Seluruh biaya penerbangan domestik menuju Provinsi Kalimantan Tengah juga akan ditanggung penuh oleh KP2MI. Untuk memastikan keamanan dan kenyamanan pasca-trauma, Menteri Mukhtarudin menegaskan bahwa Supiat tidak akan dibiarkan melakukan perjalanan darat sendirian. Sesuai komitmen langsung Menteri kepada korban, jajaran dinas/kantor perwakilan wilayah KP2MI di Kalimantan Tengah telah diinstruksikan untuk menjemput Supiat di bandara lokal (Palangkaraya atau Banjarmasin) dan mengawalnya menggunakan kendaraan operasional dinas. Pengawalan ini akan berlanjut hingga Supiat tiba dengan selamat di depan pintu rumah keluarganya di Buntok, Kabupaten Barito Selatan, Kalimantan Tengah.

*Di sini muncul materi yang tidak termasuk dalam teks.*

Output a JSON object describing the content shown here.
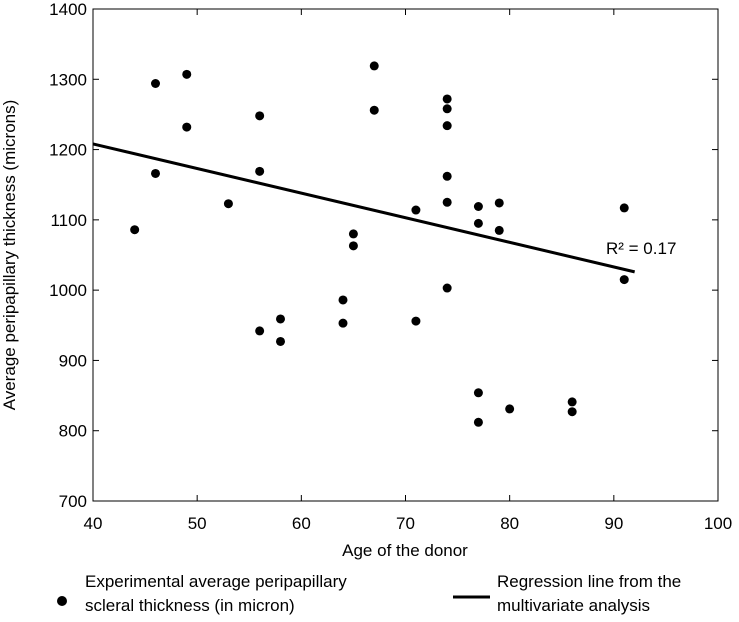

"Nanti sampai daerah, ada orang kantor kita lagi yang akan mengantar sampai ke Buntok, sampai ke rumah," ujar Menteri Mukhtarudin dalam keterangan tertulis yang diterima bangkaterkini.id, Jumat (26/6/2026). Di akhir perbincangan, Mukhtarudin juga mengimbau Supiat untuk tetap tenang, menjaga kesehatan, dan menjadikan pengalaman pahit ini sebagai pelajaran berharga agar lebih berhati-hati terhadap tawaran kerja non-prosedural di masa depan. Langkah cepat KP2MI ini diharapkan menjadi preseden positif, menegaskan bahwa negara selalu hadir melindungi hak-hak seluruh warga negaranya, di mana pun mereka berada.
Mukhtarudin juga menyampaikan pesan penting kepada masyarakat luas, khususnya generasi muda. "Kepada seluruh masyarakat, khususnya generasi muda, agar senantiasa waspada dan melakukan verifikasi ketat melalui jalur resmi KP2MI terhadap setiap tawaran lowongan kerja ke luar negeri, guna menghindari modus penipuan serupa di masa mendatang," pungkasnya.
Dari tempat penampungan di Phnom Penh, Supiat menyampaikan apresiasi mendalam melalui rekaman video singkat. Ia merasa terharu atas respons cepat pemerintah pusat. Sambil memegang dokumen perjalanannya, pemuda asal Barito Selatan ini secara khusus mengucapkan terima kasih kepada jajaran KBRI di Kamboja dan Menteri Perlindungan Pekerja Migran Indonesia Mukhtarudin yang telah turun tangan langsung mengatasi masalahnya. Supiat menuturkan, kepedulian nyata dari KP2MI dan kedutaan sangat berarti baginya dan keluarga di kampung halaman, yang sempat dilanda kecemasan mendalam akibat keterbatasan biaya pemulangan.
"Saya mengucapkan terima kasih yang sebesar-besarnya kepada KBRI Phnom Penh dan Bapak Menteri Perlindungan Pekerja Migran Indonesia yang telah membantu, mendampingi, dan memfasilitasi seluruh proses kepulangan saya ke Tanah Air," tutup Supiat.